7 Experts and professionals are not bound by the standards of a reasonable man but those of a reasonable practitioner of that particular skill or profession (Bolam v Friern Hospital Management Committee (1957)).

a) The test also applies to advice and information (Sidaway v Governors of Bethlem Royal & Maudsley Hospitals (1985)) and warning of risk (Chester v Afshar (2002)).

b) And to diagnosis (Ryan v East London & City Health Authority (2001)).

c) So professionals need only provide expert witnesses who agree with conduct in question (Whitehouse v Jordan (1981)).

d) Some practices are unacceptable even though common (Re Herald of Free Enterprise (1989)).

e) Trainees must show the same degree of skill as experienced professionals (Wilsher v Essex AHA (1988)).

f) The test applies even if the defendant does not have full professional qualifications (Adams v Rhymney Valley DC (2000)).

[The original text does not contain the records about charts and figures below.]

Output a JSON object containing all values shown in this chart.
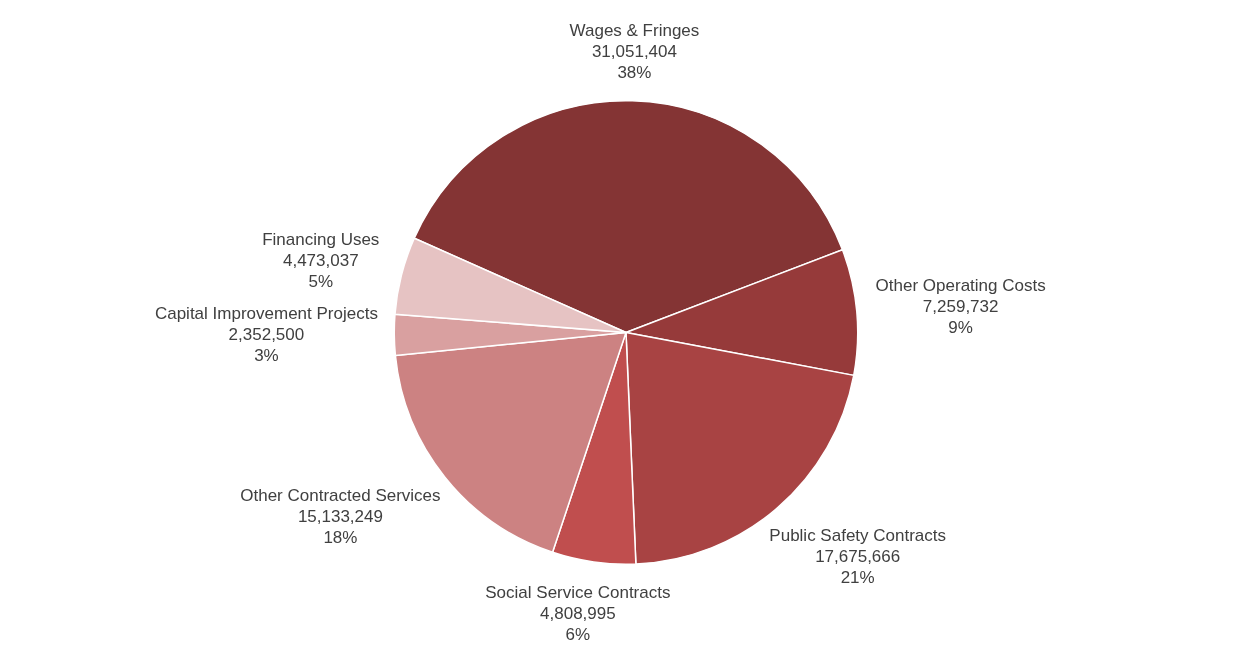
{
  "chart_data": {
    "type": "pie",
    "categories": [
      "Wages & Fringes",
      "Other Operating Costs",
      "Public Safety Contracts",
      "Social Service Contracts",
      "Other Contracted Services",
      "Capital Improvement Projects",
      "Financing Uses"
    ],
    "values": [
      31051404,
      7259732,
      17675666,
      4808995,
      15133249,
      2352500,
      4473037
    ],
    "value_labels": [
      "31,051,404\n38%",
      "7,259,732\n9%",
      "17,675,666\n21%",
      "4,808,995\n6%",
      "15,133,249\n18%",
      "2,352,500\n3%",
      "4,473,037\n5%"
    ],
    "colors": [
      "#843434",
      "#963a3a",
      "#a84343",
      "#c04e4e",
      "#cc8282",
      "#d9a0a0",
      "#e6c3c3"
    ],
    "legend": false
  }
}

g) The rule has been approved since. ‘There is seldom any one answer exclusive of all others to problems of professional judgement. A court may prefer one body of opinion to the other; but that is no basis for a conclusion of negligence’, per Lord Scarman in Maynard v West Midlands RHA (1985).

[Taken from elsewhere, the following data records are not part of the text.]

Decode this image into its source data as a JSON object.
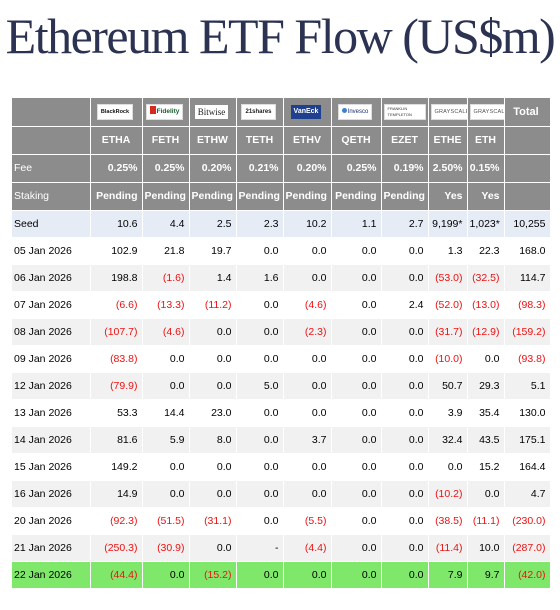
{
  "title": "Ethereum ETF Flow (US$m)",
  "logos": [
    {
      "icon": "blackrock-logo",
      "text": "BlackRock"
    },
    {
      "icon": "fidelity-logo",
      "text": "Fidelity"
    },
    {
      "icon": "bitwise-logo",
      "text": "Bitwise"
    },
    {
      "icon": "21shares-logo",
      "text": "21shares"
    },
    {
      "icon": "vaneck-logo",
      "text": "VanEck"
    },
    {
      "icon": "invesco-logo",
      "text": "Invesco"
    },
    {
      "icon": "franklin-templeton-logo",
      "text": "FRANKLIN TEMPLETON"
    },
    {
      "icon": "grayscale-logo",
      "text": "GRAYSCALE"
    },
    {
      "icon": "grayscale-logo",
      "text": "GRAYSCALE"
    }
  ],
  "total_header": "Total",
  "tickers": [
    "ETHA",
    "FETH",
    "ETHW",
    "TETH",
    "ETHV",
    "QETH",
    "EZET",
    "ETHE",
    "ETH"
  ],
  "fee_label": "Fee",
  "fees": [
    "0.25%",
    "0.25%",
    "0.20%",
    "0.21%",
    "0.20%",
    "0.25%",
    "0.19%",
    "2.50%",
    "0.15%"
  ],
  "staking_label": "Staking",
  "staking": [
    "Pending",
    "Pending",
    "Pending",
    "Pending",
    "Pending",
    "Pending",
    "Pending",
    "Yes",
    "Yes"
  ],
  "rows": [
    {
      "label": "Seed",
      "values": [
        "10.6",
        "4.4",
        "2.5",
        "2.3",
        "10.2",
        "1.1",
        "2.7",
        "9,199*",
        "1,023*",
        "10,255"
      ]
    },
    {
      "label": "05 Jan 2026",
      "values": [
        "102.9",
        "21.8",
        "19.7",
        "0.0",
        "0.0",
        "0.0",
        "0.0",
        "1.3",
        "22.3",
        "168.0"
      ]
    },
    {
      "label": "06 Jan 2026",
      "values": [
        "198.8",
        "(1.6)",
        "1.4",
        "1.6",
        "0.0",
        "0.0",
        "0.0",
        "(53.0)",
        "(32.5)",
        "114.7"
      ]
    },
    {
      "label": "07 Jan 2026",
      "values": [
        "(6.6)",
        "(13.3)",
        "(11.2)",
        "0.0",
        "(4.6)",
        "0.0",
        "2.4",
        "(52.0)",
        "(13.0)",
        "(98.3)"
      ]
    },
    {
      "label": "08 Jan 2026",
      "values": [
        "(107.7)",
        "(4.6)",
        "0.0",
        "0.0",
        "(2.3)",
        "0.0",
        "0.0",
        "(31.7)",
        "(12.9)",
        "(159.2)"
      ]
    },
    {
      "label": "09 Jan 2026",
      "values": [
        "(83.8)",
        "0.0",
        "0.0",
        "0.0",
        "0.0",
        "0.0",
        "0.0",
        "(10.0)",
        "0.0",
        "(93.8)"
      ]
    },
    {
      "label": "12 Jan 2026",
      "values": [
        "(79.9)",
        "0.0",
        "0.0",
        "5.0",
        "0.0",
        "0.0",
        "0.0",
        "50.7",
        "29.3",
        "5.1"
      ]
    },
    {
      "label": "13 Jan 2026",
      "values": [
        "53.3",
        "14.4",
        "23.0",
        "0.0",
        "0.0",
        "0.0",
        "0.0",
        "3.9",
        "35.4",
        "130.0"
      ]
    },
    {
      "label": "14 Jan 2026",
      "values": [
        "81.6",
        "5.9",
        "8.0",
        "0.0",
        "3.7",
        "0.0",
        "0.0",
        "32.4",
        "43.5",
        "175.1"
      ]
    },
    {
      "label": "15 Jan 2026",
      "values": [
        "149.2",
        "0.0",
        "0.0",
        "0.0",
        "0.0",
        "0.0",
        "0.0",
        "0.0",
        "15.2",
        "164.4"
      ]
    },
    {
      "label": "16 Jan 2026",
      "values": [
        "14.9",
        "0.0",
        "0.0",
        "0.0",
        "0.0",
        "0.0",
        "0.0",
        "(10.2)",
        "0.0",
        "4.7"
      ]
    },
    {
      "label": "20 Jan 2026",
      "values": [
        "(92.3)",
        "(51.5)",
        "(31.1)",
        "0.0",
        "(5.5)",
        "0.0",
        "0.0",
        "(38.5)",
        "(11.1)",
        "(230.0)"
      ]
    },
    {
      "label": "21 Jan 2026",
      "values": [
        "(250.3)",
        "(30.9)",
        "0.0",
        "-",
        "(4.4)",
        "0.0",
        "0.0",
        "(11.4)",
        "10.0",
        "(287.0)"
      ]
    },
    {
      "label": "22 Jan 2026",
      "values": [
        "(44.4)",
        "0.0",
        "(15.2)",
        "0.0",
        "0.0",
        "0.0",
        "0.0",
        "7.9",
        "9.7",
        "(42.0)"
      ]
    }
  ],
  "colors": {
    "header_bg": "#8c8c8c",
    "seed_bg": "#e6ecf5",
    "alt_row_bg": "#f1f1f1",
    "highlight_row_bg": "#7fe86b",
    "negative_text": "#ee1111",
    "title_text": "#2c3352"
  }
}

h) Only a small number of doctors following the practice is sufficient to relieve liability (De Freitas v O’Brien and Conolly (1995), where 11 out of 1,000 would have operated).

i) However, the test has been subject to many criticisms:

2.2.3 Proof of negligence and res ipsa loquitur

1 Normally the burden of proof is on the claimant, who has the hard task of collecting evidence.

2 This can be relaxed in two instances:

a) for criminal convictions under s 11 Civil Evidence Act 1968;

b) if the plea of res ipsa loquitur is raised.

3 Literally translated this means ‘the thing speaks for itself’.

4 Succeeding with the plea means burden of proof is reversed.

5 However, Wilsher (1987) suggests that it merely raises a refutable presumption of negligence.

6 It is narrowly construed for fairness – the facts must conform to the criteria in Scott v London & St Katherine Docks (1865).

7 There are three essential requirements for the plea to succeed.

a) At all material times the thing causing injury or damage must have been in defendant’s control. Compare Gee v Metropolitan Railway Co (1873) with Easson v London and North Eastern Railway (1944).

b) The incident has no obvious alternative explanation (Barkway v South Wales Transport Co Ltd (1950)).

c) The accident is of a type which would not occur if proper care was shown so is of a type commonly caused by negligence (Scott v London & St Katherine Docks (1865); Mahon v Osborne (1939); and Ward v Tesco Stores (1976)).

8 It is debatable whether res ipsa loquitur applies in medical negligence but it is often pleaded because of a difficulty in gaining evidence.

9 However, it has been rejected by both the courts and Pearson because of fear of escalating claims and insurance premiums.

2.2.4 Strict liability in negligence

1 Res ipsa loquitur formerly applied to foreign bodies in food.

2 Consumer Protection Act (1987) was introduced to comply with EU directives.

It introduced strict liability on anyone in the distribution chain where the consumer suffers harm.

Fault liability was removed, but causation is still required.